Using OLD and NEW with MERGE
MERGE
operations can perform INSERT
, UPDATE
, or DELETE
actions depending on whether rows match. The OLD
and NEW
behavior varies by the action taken:
CREATE TABLE inventory_updates (
product_name VARCHAR(100),
new_stock INTEGER,
price_adjustment DECIMAL(10, 2)
);
INSERT INTO inventory_updates VALUES
('Laptop', 40, -50.00),
('Mouse', NULL, 5.00),
('Tablet', 80, 399.99);
CREATE TABLE
INSERT 0 3
Now perform a MERGE
that updates existing products and inserts new ones:
MERGE INTO products p
USING inventory_updates u ON p.name = u.product_name
WHEN MATCHED THEN
UPDATE SET
stock_quantity = COALESCE(u.new_stock, p.stock_quantity),
price = p.price + COALESCE(u.price_adjustment, 0)
WHEN NOT MATCHED THEN
INSERT (name, price, stock_quantity)
VALUES (u.product_name, u.price_adjustment, u.new_stock)
RETURNING
p.name,
OLD.stock_quantity AS old_stock,
NEW.stock_quantity AS new_stock,
OLD.price AS old_price,
NEW.price AS new_price,
CASE
WHEN OLD IS NULL THEN 'INSERT'
ELSE 'UPDATE'
END AS action_taken;
name | old_stock | new_stock | old_price | new_price | action_taken
--------+-----------+-----------+-----------+-----------+--------------
Laptop | | 40 | | -50.00 | INSERT
Mouse | | | | 5.00 | INSERT
Tablet | | 80 | | 399.99 | INSERT
(3 rows)
MERGE 3
The MERGE
operation updated the Laptop and Mouse (reducing stock and adjusting prices) while inserting the Tablet as a new product. OLD
and NEW
clearly show which rows were modified versus inserted.
Final thoughts
PostgreSQL 18's OLD
and NEW
support in RETURNING
clauses eliminates a long-standing pain point for developers building applications that track changes. What previously required triggers, separate queries, or application-level logic can now be accomplished in single, atomic database operations.
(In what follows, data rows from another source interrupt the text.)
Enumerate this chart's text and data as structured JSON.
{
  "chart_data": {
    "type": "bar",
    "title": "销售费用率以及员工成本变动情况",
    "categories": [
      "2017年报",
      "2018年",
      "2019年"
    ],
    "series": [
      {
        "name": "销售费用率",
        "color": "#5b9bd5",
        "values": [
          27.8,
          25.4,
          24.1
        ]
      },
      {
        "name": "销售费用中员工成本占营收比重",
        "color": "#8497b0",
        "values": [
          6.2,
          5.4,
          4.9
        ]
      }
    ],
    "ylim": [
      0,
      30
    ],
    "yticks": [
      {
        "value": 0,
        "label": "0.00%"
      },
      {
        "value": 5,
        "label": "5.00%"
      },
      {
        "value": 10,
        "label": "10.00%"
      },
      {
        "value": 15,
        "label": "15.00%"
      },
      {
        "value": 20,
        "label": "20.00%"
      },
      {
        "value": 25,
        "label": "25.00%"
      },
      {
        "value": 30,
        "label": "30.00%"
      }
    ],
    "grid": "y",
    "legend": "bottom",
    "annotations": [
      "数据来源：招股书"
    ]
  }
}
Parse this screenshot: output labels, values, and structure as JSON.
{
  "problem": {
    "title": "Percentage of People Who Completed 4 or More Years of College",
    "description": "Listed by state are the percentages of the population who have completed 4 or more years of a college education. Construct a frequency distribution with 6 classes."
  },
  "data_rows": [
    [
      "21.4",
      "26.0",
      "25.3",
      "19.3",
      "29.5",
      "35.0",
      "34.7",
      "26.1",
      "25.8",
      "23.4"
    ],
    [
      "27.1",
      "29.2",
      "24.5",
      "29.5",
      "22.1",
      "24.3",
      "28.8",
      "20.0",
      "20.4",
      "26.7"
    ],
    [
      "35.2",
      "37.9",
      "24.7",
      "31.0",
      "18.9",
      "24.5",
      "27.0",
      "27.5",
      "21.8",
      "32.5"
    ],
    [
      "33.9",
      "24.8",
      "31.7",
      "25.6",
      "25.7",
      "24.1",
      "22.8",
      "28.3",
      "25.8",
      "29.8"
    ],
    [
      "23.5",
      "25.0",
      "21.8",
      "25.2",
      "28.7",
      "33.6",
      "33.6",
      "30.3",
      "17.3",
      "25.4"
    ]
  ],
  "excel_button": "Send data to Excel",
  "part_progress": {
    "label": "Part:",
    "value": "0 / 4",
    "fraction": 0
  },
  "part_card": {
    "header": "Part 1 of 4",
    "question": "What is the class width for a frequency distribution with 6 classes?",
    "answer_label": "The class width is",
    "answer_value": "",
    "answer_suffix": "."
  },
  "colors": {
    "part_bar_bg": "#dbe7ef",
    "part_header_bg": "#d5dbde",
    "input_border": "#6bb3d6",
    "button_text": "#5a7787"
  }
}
This tutorial covered the fundamentals and common patterns, but the flexibility of OLD
and NEW
enables many more creative solutions. Experiment with these features in your applications to discover new ways to simplify data modification workflows.
For more comprehensive information about RETURNING
clauses and data-modifying statements, consult the official PostgreSQL documentation and explore how other PostgreSQL 18 features complement this capability.
Thanks for reading, and happy querying!